What's more, it was an easily updatable vision. You can see this in the construction of Conan the Barbarian, the first of the Schwarzenegger Conans, which was released in 1982. An early draft of the screenplay was by Oliver Stone, whose nose for American collapse was already unerringly strong. The director, John Milius, was also the screenwriter who had penned both "Go ahead, make my day" and "I love the smell of napalm in the morning." His post-Vietnam, Cold War-ready Conan battles flower-waving hippies and drone-like cultists, a solo Republican wreaking havoc in a world where the socialists have won. "Feels like a sequel to Red Dawn," I jotted in my notes when I rewatched the film recently. Later I realized that Red Dawn was Milius' next movie.

We can take this further. Milius was the Coen Brothers' inspiration for Walter Sobchak, and Conan is clearly the epic Walter would have made if he'd been given $50 million. That's not just because half the dialogue could fit in The Big Lebowski — "a couple of years ago they were just another snake cult" — or because, at one point, Schwarzenegger punches a camel in the face. It's also because, like Walter, the film is confused and alienated by the direction of American culture and has nothing to fall back on but the bogus dream of a warrior ethic, a hyper-Nietzschean cartoon of actualization through violence. Walter throws a bowling ball at a nihilist; Conan chops off James Earl Jones' head.

The Conan franchise didn't succeed in spite of its tie to Depression-era Texas. It succeeded because of it. Its beginnings in Howard's tough, weird environment let it build, and then continually renovate, an awesome story around a strain of American neurosis — the idea that civil society is about to collapse, and then it's just you and the road and your sword.
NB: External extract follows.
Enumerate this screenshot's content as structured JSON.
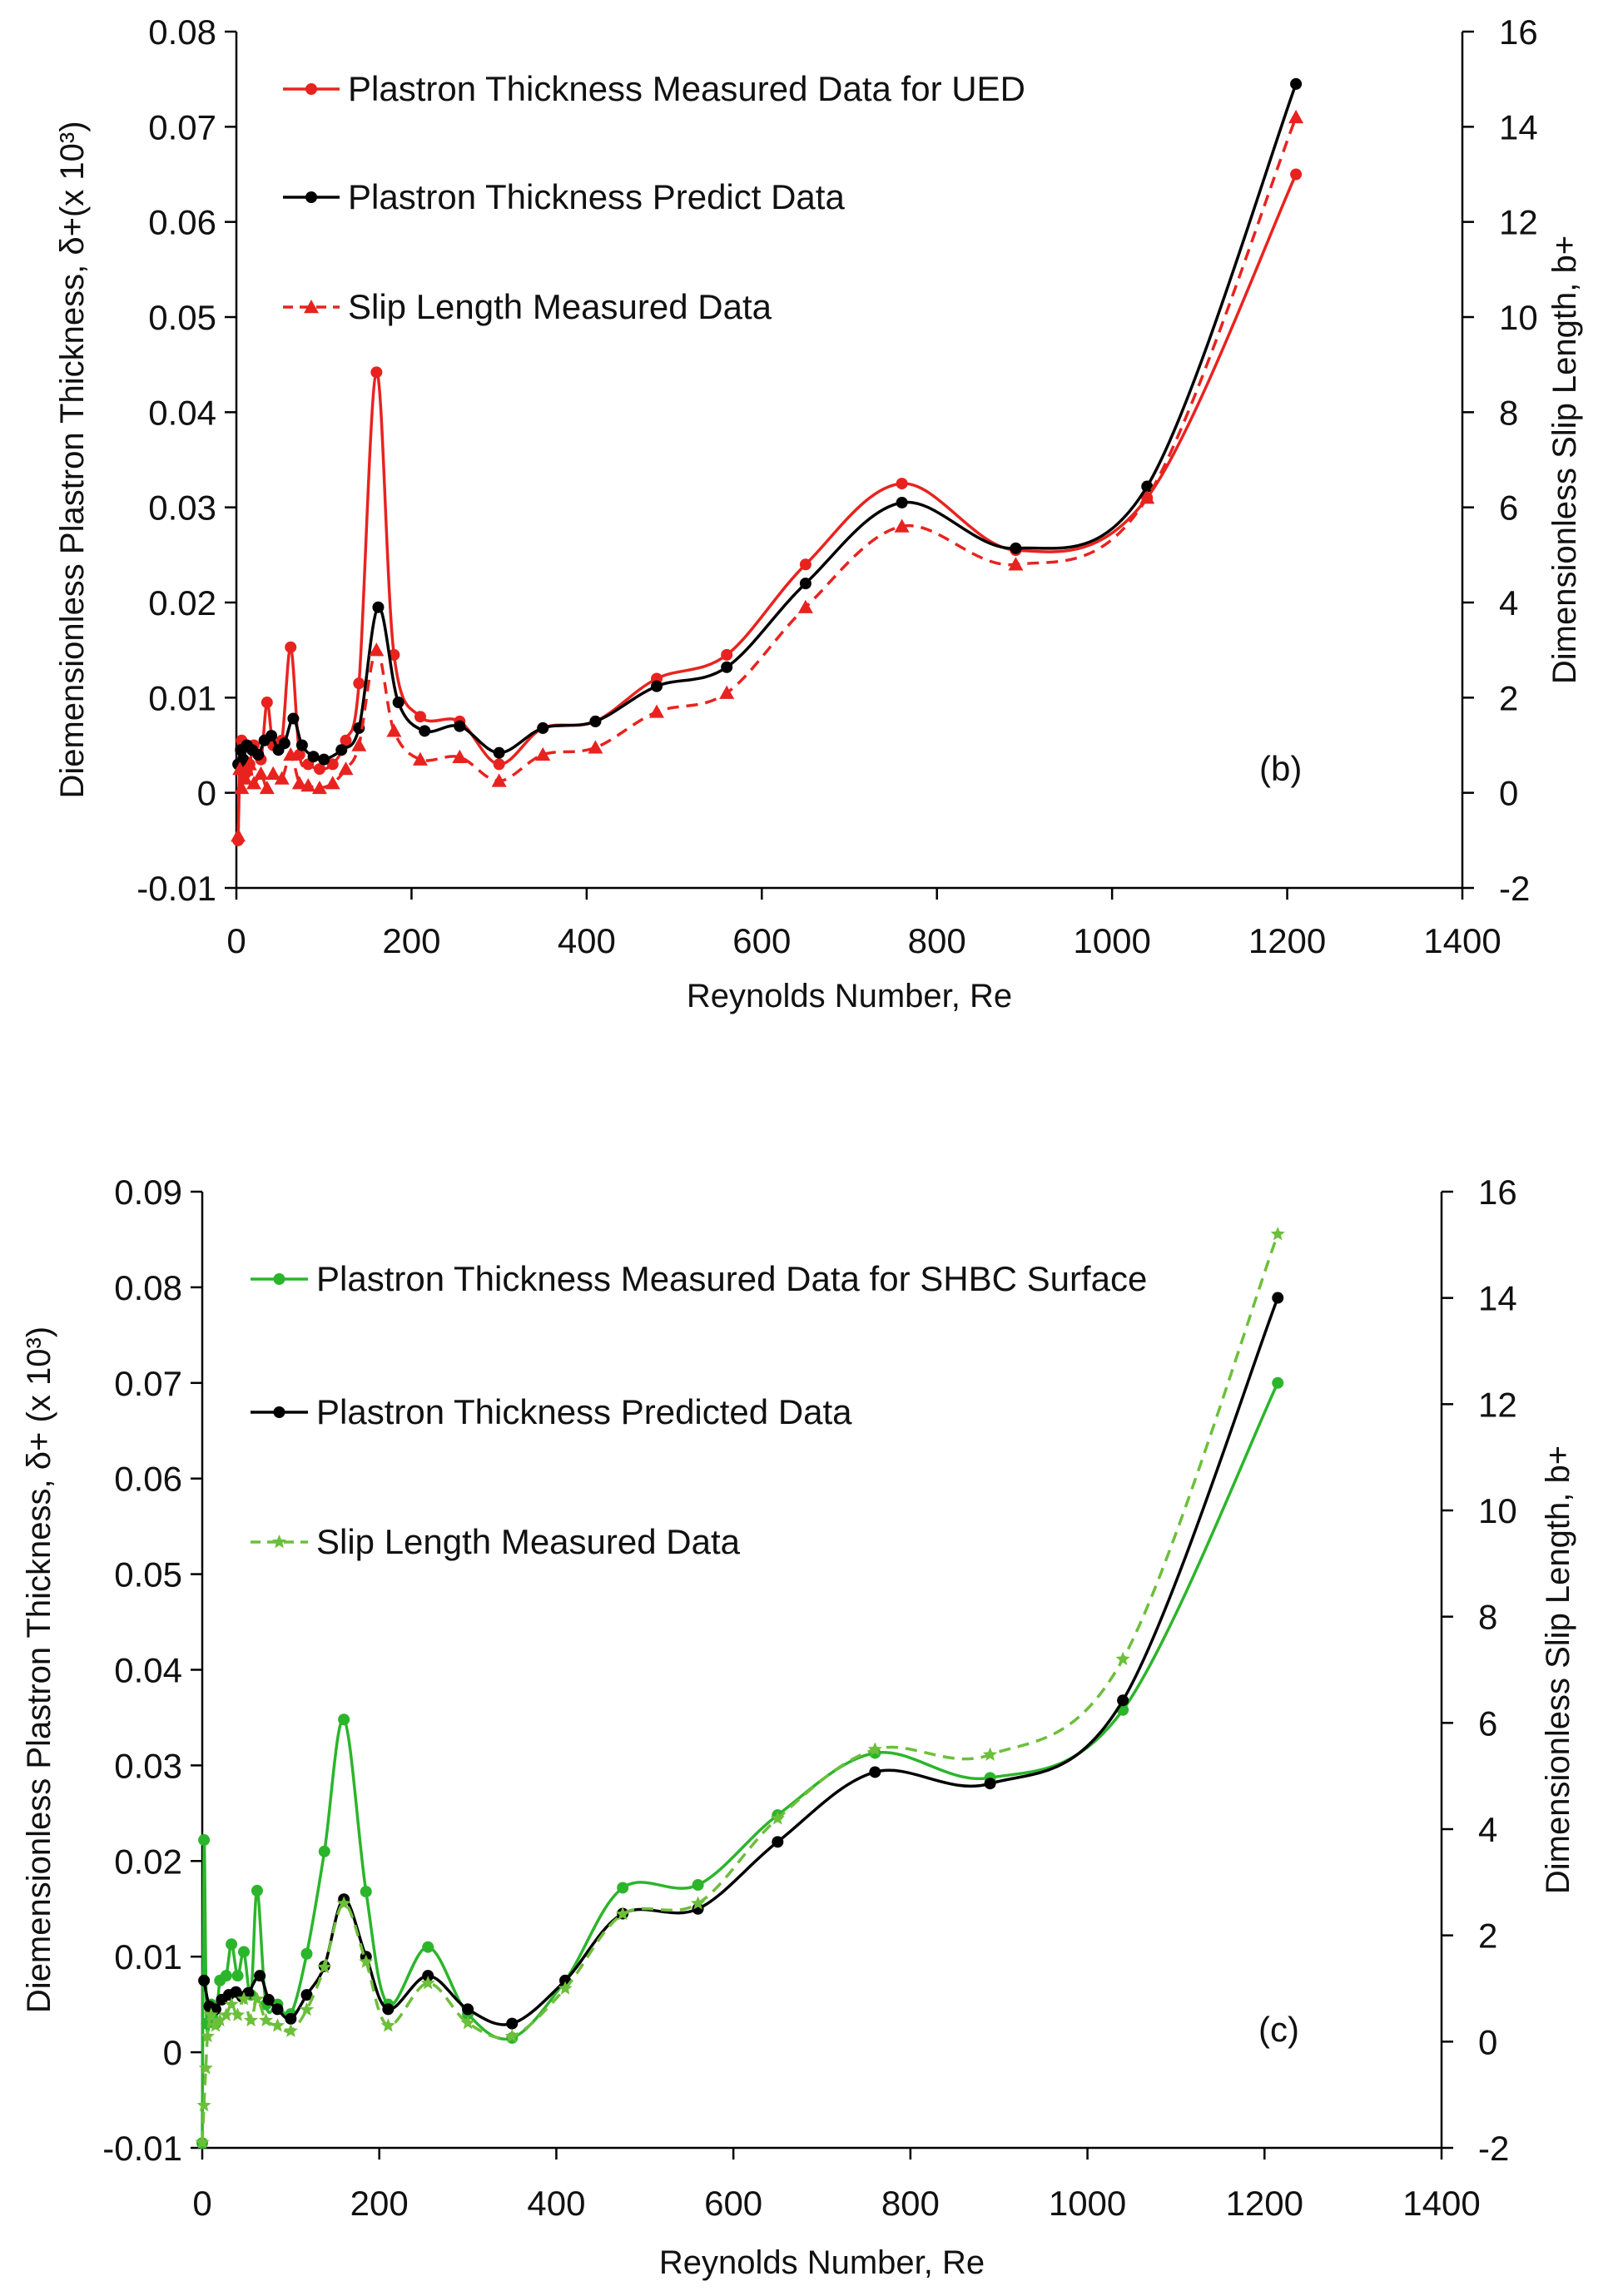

That's a fantasy that tends to spring up in hard times, obviously, when cultural decline is combined with a suspicion of collective action. It's probably unrealistic to hope that the new Conan will justify itself in terms of the debt-ceiling deal. But either way, Howard's sullen killing machine, with his "gigantic melancholies and gigantic mirth," will keep winding his bizarre path through American history. Case in point: President Barack Obama collects the comic books.